特に「睡眠不足」は天敵。万全の体調で検査に臨むことこそが、現在推奨されている最良の予防策なのです。
自分の体質を知り、正しく向き合うために
1度倒れた経験のある人が、「また倒れたらどうしよう」と不安に思う必要はないそうです。
血管迷走神経反射は、医学的に見て非常に「予後が良い(病気の見通しが良好である)」疾患だからです。
体が弱いわけではなく、自律神経が少しだけ過敏に、そして真面目に反応してしまった結果に過ぎないのです。
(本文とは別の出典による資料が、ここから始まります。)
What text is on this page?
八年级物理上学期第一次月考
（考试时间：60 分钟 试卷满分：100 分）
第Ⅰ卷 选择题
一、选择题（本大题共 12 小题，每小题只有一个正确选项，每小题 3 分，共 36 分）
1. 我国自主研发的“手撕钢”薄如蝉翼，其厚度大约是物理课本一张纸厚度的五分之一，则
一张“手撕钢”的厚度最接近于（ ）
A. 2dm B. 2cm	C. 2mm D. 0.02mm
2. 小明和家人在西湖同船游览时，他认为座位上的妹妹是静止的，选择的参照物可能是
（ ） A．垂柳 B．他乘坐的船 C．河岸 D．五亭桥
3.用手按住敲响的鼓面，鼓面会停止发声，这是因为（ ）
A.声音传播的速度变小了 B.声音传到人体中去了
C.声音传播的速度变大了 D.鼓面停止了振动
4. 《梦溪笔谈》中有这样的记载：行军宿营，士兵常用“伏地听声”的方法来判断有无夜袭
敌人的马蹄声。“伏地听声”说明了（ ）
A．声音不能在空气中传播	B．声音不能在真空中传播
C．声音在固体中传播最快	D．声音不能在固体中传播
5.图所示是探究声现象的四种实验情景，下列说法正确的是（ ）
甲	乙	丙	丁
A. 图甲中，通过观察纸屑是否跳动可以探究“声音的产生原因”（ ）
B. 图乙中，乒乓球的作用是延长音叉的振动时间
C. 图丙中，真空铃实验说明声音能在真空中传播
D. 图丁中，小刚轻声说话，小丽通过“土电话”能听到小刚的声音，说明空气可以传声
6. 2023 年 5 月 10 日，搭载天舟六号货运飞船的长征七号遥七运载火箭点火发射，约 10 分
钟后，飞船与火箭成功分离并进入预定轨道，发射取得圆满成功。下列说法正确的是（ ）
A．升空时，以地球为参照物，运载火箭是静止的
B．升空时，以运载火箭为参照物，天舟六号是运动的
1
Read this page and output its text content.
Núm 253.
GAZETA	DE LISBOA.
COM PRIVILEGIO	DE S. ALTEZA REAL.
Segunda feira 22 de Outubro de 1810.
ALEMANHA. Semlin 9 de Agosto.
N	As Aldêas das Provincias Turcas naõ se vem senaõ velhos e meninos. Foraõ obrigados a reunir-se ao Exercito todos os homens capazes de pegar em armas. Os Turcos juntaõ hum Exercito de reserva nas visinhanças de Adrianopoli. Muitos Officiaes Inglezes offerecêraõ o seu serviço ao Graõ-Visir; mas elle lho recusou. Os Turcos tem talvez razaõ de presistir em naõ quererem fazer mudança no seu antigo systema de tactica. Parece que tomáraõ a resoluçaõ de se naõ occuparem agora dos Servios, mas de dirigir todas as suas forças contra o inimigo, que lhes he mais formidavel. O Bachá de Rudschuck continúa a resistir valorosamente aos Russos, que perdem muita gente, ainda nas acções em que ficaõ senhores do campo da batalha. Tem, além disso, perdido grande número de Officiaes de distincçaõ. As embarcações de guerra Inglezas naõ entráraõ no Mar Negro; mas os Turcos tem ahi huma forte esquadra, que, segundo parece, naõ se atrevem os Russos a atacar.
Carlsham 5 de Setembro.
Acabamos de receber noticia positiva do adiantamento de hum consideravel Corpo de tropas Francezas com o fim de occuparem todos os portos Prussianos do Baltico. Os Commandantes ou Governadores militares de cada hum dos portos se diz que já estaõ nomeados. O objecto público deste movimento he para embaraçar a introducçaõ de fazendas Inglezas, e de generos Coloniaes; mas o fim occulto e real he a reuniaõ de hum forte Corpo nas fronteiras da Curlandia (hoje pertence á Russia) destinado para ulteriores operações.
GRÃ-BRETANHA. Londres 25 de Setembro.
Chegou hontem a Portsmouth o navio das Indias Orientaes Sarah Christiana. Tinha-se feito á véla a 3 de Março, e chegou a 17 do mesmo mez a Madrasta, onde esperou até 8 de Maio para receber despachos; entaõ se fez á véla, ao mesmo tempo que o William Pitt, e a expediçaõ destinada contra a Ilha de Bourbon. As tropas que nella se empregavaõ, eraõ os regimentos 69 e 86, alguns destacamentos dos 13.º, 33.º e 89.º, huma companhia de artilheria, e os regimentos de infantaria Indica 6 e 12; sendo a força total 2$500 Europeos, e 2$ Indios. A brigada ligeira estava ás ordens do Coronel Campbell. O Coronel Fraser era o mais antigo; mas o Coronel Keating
自分の体の仕組みを論理的に理解し、前日の睡眠をしっかりと確保する。
その小さな積み重ねが、不安を確かな安心感へと変えていくと動画では結んでいます。
私は中学の頃、新学期に体育館で行われた朝礼で、倒れそうになったことが1度あります。
休み明けで寝不足だったんでしょうね。
サーッと血の気が引くような気がしましたが、とにかく倒れちゃいけないとがんばり、退場時はボタンを外して体に風を送り、出口が混んでいたので、上履きにかかっている靴下を直すふりをしてしばらくしゃがんでいました。
朝礼でバタッと倒れたり、ふら~っと気絶したりした経験はありますか。